Connections to Standards

All modules help students develop the following NCSS C3 History Framework skills.

Change, Continuity, and Context

D2.His.1.9-12: Evaluate how historical events and developments were shaped by unique circumstances of time and place as well as broader historical contexts.

D2.His.2.9-12: Analyze change and continuity in historical eras.

D2.His.3.9-12: Use questions generated about individuals and groups to assess how the significance of their actions changes over time and is shaped by the historical context.


D2.His.4.9-12: Analyze complex and interacting factors that influenced the perspectives of people during different historical eras.

D2.His.5.9-12: Analyze how historical contexts shaped and continue to shape people’s perspectives.

D2.His.6.9-12: Analyze the ways in which the perspectives of those writing history shaped the history that they produced.

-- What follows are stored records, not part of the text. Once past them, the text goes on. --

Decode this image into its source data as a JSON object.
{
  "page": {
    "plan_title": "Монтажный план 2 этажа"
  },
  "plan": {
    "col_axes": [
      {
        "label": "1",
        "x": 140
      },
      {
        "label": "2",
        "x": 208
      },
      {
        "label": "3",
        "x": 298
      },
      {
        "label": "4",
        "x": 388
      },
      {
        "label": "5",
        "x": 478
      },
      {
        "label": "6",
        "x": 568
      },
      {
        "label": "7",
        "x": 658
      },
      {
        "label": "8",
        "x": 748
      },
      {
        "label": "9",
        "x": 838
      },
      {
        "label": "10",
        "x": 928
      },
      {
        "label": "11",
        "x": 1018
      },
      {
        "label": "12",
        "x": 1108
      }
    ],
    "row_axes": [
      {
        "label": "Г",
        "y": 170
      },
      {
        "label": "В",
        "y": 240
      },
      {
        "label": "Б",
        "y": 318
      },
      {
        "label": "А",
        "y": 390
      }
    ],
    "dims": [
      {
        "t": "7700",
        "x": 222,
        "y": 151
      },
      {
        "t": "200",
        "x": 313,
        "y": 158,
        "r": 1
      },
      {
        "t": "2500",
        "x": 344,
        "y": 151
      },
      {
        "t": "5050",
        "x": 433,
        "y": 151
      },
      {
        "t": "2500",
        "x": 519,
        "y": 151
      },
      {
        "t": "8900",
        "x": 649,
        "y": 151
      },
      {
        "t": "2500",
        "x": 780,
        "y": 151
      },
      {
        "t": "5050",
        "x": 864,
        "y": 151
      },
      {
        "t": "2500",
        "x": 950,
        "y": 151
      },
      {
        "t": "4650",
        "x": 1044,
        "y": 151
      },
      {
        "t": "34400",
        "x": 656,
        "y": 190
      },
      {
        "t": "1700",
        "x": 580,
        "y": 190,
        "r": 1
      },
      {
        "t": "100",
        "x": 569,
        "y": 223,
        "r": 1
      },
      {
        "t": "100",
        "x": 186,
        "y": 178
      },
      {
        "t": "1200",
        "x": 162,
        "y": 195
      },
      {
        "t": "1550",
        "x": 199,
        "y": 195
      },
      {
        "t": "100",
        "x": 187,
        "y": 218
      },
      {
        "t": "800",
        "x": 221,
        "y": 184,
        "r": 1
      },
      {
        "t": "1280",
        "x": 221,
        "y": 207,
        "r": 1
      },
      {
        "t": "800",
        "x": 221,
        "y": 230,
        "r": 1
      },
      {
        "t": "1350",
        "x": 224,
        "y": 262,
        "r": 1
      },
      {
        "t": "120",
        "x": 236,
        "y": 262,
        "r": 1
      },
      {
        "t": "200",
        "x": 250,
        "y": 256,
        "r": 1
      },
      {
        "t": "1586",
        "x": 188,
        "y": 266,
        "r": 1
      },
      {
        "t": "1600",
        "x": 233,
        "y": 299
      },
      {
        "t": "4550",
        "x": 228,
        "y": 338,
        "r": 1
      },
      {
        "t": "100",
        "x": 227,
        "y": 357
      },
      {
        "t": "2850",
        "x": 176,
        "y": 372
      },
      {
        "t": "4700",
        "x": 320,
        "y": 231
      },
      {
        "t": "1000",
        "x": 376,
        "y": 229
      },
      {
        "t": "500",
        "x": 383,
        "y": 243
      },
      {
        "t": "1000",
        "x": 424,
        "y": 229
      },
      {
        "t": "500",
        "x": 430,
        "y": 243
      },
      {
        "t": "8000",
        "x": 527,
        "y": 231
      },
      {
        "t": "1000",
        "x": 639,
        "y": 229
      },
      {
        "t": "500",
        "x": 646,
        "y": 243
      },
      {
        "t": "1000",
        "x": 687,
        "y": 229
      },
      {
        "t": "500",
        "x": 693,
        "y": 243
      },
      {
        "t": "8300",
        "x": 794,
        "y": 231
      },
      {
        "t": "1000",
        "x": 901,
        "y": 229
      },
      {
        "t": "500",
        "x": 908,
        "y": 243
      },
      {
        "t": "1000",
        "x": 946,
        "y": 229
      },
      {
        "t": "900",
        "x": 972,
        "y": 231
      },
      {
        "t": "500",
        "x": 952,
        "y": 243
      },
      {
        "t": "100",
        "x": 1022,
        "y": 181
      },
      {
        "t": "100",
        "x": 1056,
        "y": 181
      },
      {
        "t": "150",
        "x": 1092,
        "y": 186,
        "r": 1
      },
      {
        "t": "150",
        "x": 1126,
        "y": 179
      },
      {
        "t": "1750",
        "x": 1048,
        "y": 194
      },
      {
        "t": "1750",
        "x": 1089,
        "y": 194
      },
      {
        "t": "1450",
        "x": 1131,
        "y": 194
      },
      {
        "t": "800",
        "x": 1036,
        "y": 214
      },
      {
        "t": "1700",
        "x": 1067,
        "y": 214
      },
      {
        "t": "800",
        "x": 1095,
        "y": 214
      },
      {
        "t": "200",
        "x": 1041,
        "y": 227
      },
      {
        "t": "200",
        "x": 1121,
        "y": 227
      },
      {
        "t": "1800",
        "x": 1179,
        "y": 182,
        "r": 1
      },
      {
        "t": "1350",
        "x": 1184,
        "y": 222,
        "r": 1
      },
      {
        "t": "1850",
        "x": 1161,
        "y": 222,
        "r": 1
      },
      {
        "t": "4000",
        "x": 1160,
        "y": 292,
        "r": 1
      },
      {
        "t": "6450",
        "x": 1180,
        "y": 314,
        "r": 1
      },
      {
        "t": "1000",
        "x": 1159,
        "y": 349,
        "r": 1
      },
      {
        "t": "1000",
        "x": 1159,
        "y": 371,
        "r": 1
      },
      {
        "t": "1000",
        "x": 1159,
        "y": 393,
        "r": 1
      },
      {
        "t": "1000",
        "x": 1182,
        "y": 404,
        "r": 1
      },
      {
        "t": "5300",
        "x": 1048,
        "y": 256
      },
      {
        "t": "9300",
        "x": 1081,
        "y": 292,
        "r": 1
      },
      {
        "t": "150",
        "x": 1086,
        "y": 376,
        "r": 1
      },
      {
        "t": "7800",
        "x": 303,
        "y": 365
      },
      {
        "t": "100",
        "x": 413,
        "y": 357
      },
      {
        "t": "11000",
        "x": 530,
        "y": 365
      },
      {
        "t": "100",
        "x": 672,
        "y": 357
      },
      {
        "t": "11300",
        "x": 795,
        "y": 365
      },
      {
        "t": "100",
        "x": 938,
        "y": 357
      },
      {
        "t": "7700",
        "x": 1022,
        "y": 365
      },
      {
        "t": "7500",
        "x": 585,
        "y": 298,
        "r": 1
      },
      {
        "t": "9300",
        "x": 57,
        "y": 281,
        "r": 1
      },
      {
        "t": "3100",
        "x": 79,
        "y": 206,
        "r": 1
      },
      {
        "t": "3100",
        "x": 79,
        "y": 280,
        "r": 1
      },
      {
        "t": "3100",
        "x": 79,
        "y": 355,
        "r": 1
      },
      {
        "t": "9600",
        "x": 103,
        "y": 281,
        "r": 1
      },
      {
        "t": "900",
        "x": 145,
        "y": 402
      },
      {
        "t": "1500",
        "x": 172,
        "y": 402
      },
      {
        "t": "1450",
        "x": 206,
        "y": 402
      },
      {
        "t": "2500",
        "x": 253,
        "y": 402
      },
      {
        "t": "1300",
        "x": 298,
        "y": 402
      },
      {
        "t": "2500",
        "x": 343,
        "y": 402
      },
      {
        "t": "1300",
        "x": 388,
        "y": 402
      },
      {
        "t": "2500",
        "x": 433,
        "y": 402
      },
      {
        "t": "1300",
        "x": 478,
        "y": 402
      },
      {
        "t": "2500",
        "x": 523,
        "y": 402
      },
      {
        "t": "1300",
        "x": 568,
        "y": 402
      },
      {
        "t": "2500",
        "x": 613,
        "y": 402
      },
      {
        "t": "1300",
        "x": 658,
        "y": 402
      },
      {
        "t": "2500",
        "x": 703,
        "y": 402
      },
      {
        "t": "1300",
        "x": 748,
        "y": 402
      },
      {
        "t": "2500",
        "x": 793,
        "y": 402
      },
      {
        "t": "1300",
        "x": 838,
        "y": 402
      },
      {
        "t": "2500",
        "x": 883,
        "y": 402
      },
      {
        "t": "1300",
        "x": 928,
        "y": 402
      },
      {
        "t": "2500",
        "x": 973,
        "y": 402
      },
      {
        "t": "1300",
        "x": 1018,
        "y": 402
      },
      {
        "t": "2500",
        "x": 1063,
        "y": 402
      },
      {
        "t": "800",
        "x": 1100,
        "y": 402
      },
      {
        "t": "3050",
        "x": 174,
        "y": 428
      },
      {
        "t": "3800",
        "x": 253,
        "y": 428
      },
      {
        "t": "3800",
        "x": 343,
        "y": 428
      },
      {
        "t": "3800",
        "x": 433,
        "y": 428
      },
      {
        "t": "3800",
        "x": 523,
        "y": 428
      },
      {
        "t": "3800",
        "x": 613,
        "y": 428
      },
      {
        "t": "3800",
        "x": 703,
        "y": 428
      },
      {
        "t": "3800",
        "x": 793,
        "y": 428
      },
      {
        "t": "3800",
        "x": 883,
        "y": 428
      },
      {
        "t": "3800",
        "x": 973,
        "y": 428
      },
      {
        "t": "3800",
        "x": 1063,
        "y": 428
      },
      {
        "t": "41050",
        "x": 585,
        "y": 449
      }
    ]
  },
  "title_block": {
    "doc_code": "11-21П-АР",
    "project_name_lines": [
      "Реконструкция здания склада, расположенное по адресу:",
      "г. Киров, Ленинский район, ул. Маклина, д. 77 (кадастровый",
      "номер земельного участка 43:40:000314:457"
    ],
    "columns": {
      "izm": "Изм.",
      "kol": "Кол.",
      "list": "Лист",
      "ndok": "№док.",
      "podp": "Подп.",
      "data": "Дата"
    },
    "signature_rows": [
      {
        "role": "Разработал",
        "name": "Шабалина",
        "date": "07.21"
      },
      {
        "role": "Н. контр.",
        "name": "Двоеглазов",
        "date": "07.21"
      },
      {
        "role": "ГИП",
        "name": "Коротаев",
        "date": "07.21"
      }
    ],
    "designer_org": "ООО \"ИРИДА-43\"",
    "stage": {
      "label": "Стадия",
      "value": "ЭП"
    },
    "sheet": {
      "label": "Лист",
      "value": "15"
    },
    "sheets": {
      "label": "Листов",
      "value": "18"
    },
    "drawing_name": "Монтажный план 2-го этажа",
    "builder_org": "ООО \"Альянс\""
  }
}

Historical Sources and Evidence

D2.His.11.9-12: Critique the usefulness of historical sources for a specific historical inquiry based on their maker, date, place of origin, intended audience, and purpose.

D2.His.12.9-12: Use questions generated about multiple historical sources to pursue further inquiry and investigate additional sources.

Causation and Argumentation

D2.His.14.9-12: Analyze multiple and complex causes and effects of events in the past.

D2.His.15.9-12: Distinguish between long-term causes and triggering events in developing a historical argument.

D2.His.16.9-12: Integrate evidence from multiple relevant historical sources and interpretations into a reasoned argument about the past.